Our experiment consisted of pairs of mesh bags ("mesocosms") that we placed over tree branches. At the start of the experiment we took some snails from the wild and looked at what food species were in their poop using eDNA. We then put snails into one of the mesocosms (but not the matched pair, which was a control). We then visited the study site over six weeks to see if the bags with snails would become colonized with the species of fungus that the snails fed on and pooped out. They didn’t. However, the fungi growing in enclosures with snails did differ from the control enclosures without snails; the snails created more variability in the biodiversity of the fungus. We thought that this was consistent with grazing facilitating the invasion of environmental fungus into the leaf community. With help from Tina Carvalho from the University of Hawai’i Biological Electron Microscopy Facility we compared microbe abundances between leaves from grazed and control enclosures. Our measurements were consistent with the hypothesis that snails were clearing large regions of fungi and therefore facilitating invasion.
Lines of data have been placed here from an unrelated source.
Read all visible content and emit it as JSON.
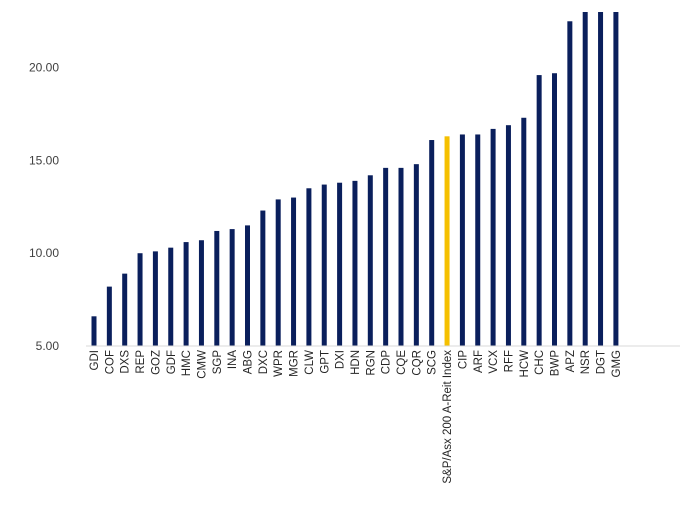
{
  "colors": {
    "bar": "#0a1f5c",
    "highlight": "#f5c000",
    "axis": "#d9d9d9",
    "text": "#404040"
  },
  "chart_data": {
    "type": "bar",
    "title": "",
    "xlabel": "",
    "ylabel": "",
    "ylim": [
      5,
      23
    ],
    "yticks": [
      "5.00",
      "10.00",
      "15.00",
      "20.00"
    ],
    "yticks_values": [
      5,
      10,
      15,
      20
    ],
    "grid": false,
    "highlight_category": "S&P/Asx 200 A-Reit Index",
    "categories": [
      "GDI",
      "COF",
      "DXS",
      "REP",
      "GOZ",
      "GDF",
      "HMC",
      "CMW",
      "SGP",
      "INA",
      "ABG",
      "DXC",
      "WPR",
      "MGR",
      "CLW",
      "GPT",
      "DXI",
      "HDN",
      "RGN",
      "CDP",
      "CQE",
      "CQR",
      "SCG",
      "S&P/Asx 200 A-Reit Index",
      "CIP",
      "ARF",
      "VCX",
      "RFF",
      "HCW",
      "CHC",
      "BWP",
      "APZ",
      "NSR",
      "DGT",
      "GMG"
    ],
    "values": [
      6.6,
      8.2,
      8.9,
      10.0,
      10.1,
      10.3,
      10.6,
      10.7,
      11.2,
      11.3,
      11.5,
      12.3,
      12.9,
      13.0,
      13.5,
      13.7,
      13.8,
      13.9,
      14.2,
      14.6,
      14.6,
      14.8,
      16.1,
      16.3,
      16.4,
      16.4,
      16.7,
      16.9,
      17.3,
      19.6,
      19.7,
      22.5,
      23.0,
      23.0,
      23.0
    ]
  }
}
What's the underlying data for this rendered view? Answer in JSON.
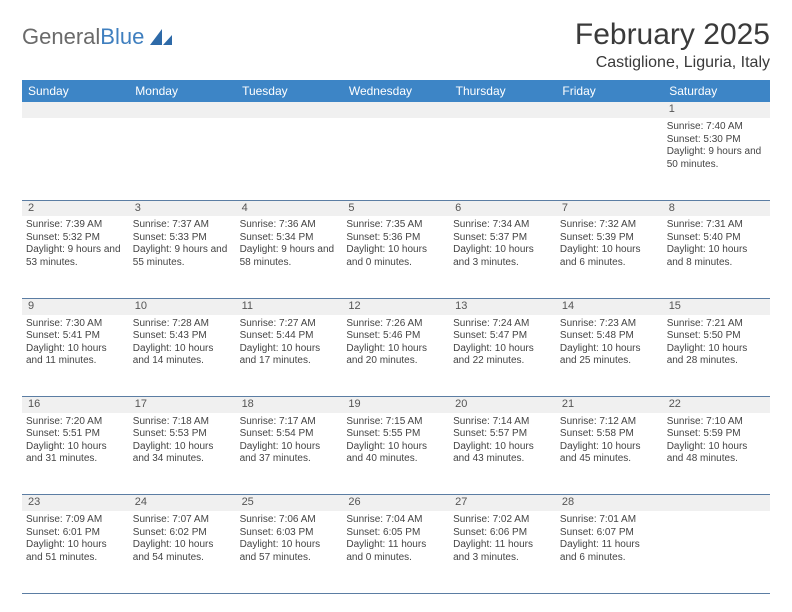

Take home message: These snails certainly modify fungal communities by grazing, which allows new fungal species to invade the leaf surface and give it a local “flavor”. However, they do not seem to disperse the fungus after they eat it.
Leaves from mesocosms treated with snails had less abundant fungal hyphae - consistent with grazing. The leaves grazed by snails displayed a greater variance in the diversity of fungal species than either ungrazed control leaves and leaves at the beginning of the experiment (T0).
Beta diversity plots of microbes in the feces of snails and from leaf surfaces. Top left shows fungi from Waikanai ranges, top right shows bacteria for the same snails. The bottom image is of snails from the Ko'olau ranges.
Snails were left to roam over the surface of a (A-i) glass slide and (B-i) an 'ōhiʻa leaf. The mucus covered surfaces were much more hydrophobic than the no-snail controls A-ii and B-ii.